Words from a Reader

The “Writing Life Stories” e-mails I receive are such treasures. As soon as I see there is one in my inbox, I read it immediately. I look forward to them and never know how they will touch me. They can be interesting, informative, humorous, and/or touching.

Thursday, May 26, 2011

Memoir - What to Include, Where to Begin

I will be teaching memoir writing at JCCFS for senior adults who want to share their life stories with family.
Many of my students are not professed writers, but men and women who write letters or have written technical papers or used writing in their careers in some way.
Like many of us, the average person thinks he/she can write the story of their life with no help from anyone. After all, who knows their life story better than the person who lives it? And so they begin, just as my 90 year old cousin did. But she never finished it. “I don’t know where to start,” she said. “Every time I get to writing I find after about ten pages in that I forgot something. Then I have to start over. I just get discouraged.”
As amateur writers, choosing the parts of your life to include is one of the hardest things to do.
“But I want to tell it all,” you say.
Helen Keller chose only the most important parts of her life to include in her autobiography.
We cannot possibly write all the memories in our brain no matter how dear they are to us. Our memory holds more information than all the sets of encyclopedia you could stack and pack into 100 rooms. We just can’t write it all.

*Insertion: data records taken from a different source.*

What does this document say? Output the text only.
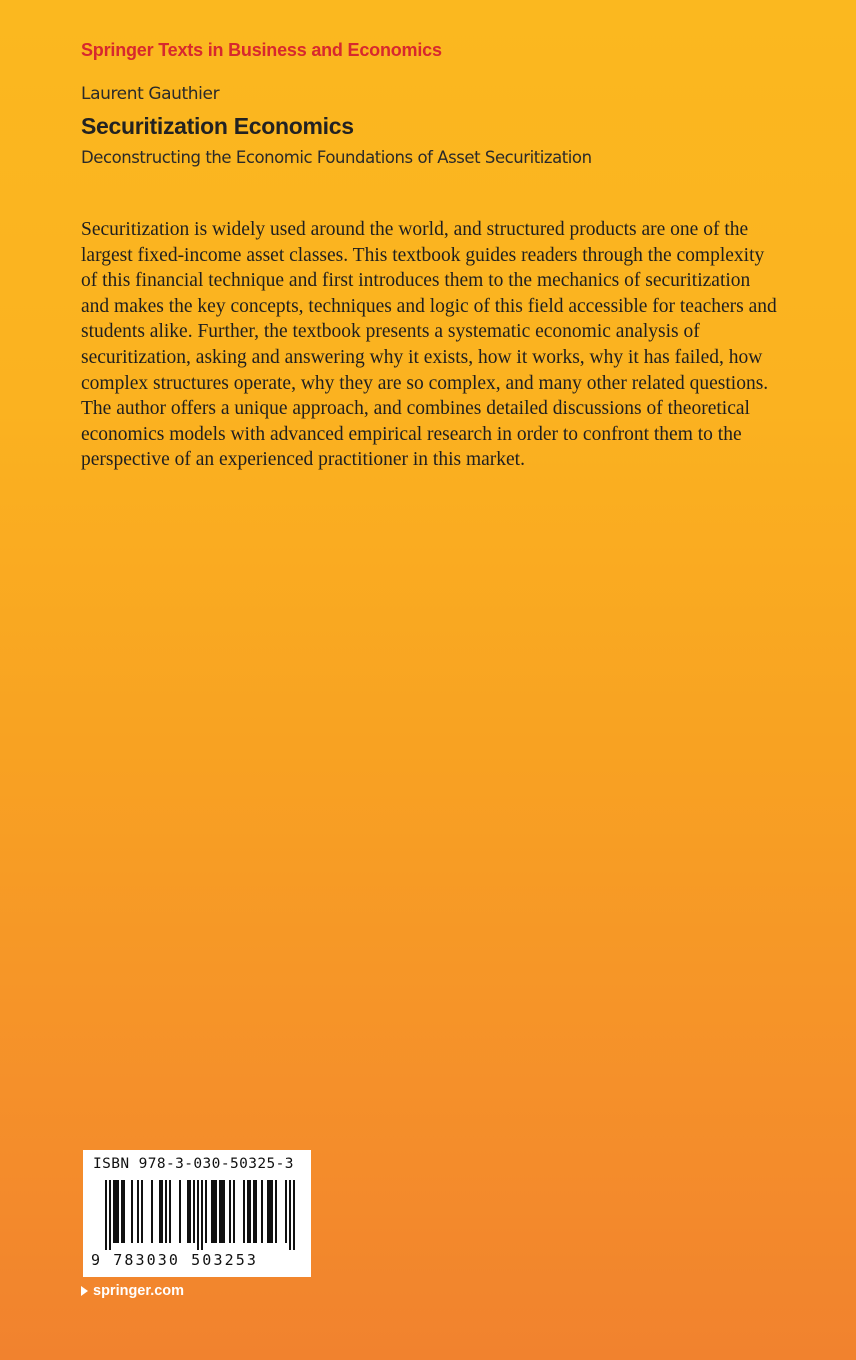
Springer Texts in Business and Economics
Laurent Gauthier
Securitization Economics
Deconstructing the Economic Foundations of Asset Securitization

Securitization is widely used around the world, and structured products are one of the largest fixed-income asset classes. This textbook guides readers through the complexity of this financial technique and first introduces them to the mechanics of securitization and makes the key concepts, techniques and logic of this field accessible for teachers and students alike. Further, the textbook presents a systematic economic analysis of securitization, asking and answering why it exists, how it works, why it has failed, how complex structures operate, why they are so complex, and many other related questions. The author offers a unique approach, and combines detailed discussions of theoretical economics models with advanced empirical research in order to confront them to the perspective of an experienced practitioner in this market.

ISBN 978-3-030-50325-3
9 783030 503253
springer.com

Today memoirs are no longer autobiographies, but short and meaningful moments in a person’s life arranged in the best way to tell a story. Good memoirs should read like fiction, using many of the elements of fiction.



A memoir can begin any place in your life. A memoir doesn’t have to tell your whole life, but can be any part of your life.



Popular memoirs seldom start with “I was born on January 2, 1937, in Springfield, Missouri on Jefferson Street in a little brown house.”

We must find the story in our lives that needs to be told. We must ask ourselves, what do I want the reader to take away from reading about my life? Ask ourselves, why would the reader like this book and finish this book? How do we engage our reader? We must have a good concept, interesting events and we must use sensory detail; these three are the most common ways to balance action (what takes place) and reflection (what you think about the action as you remember it).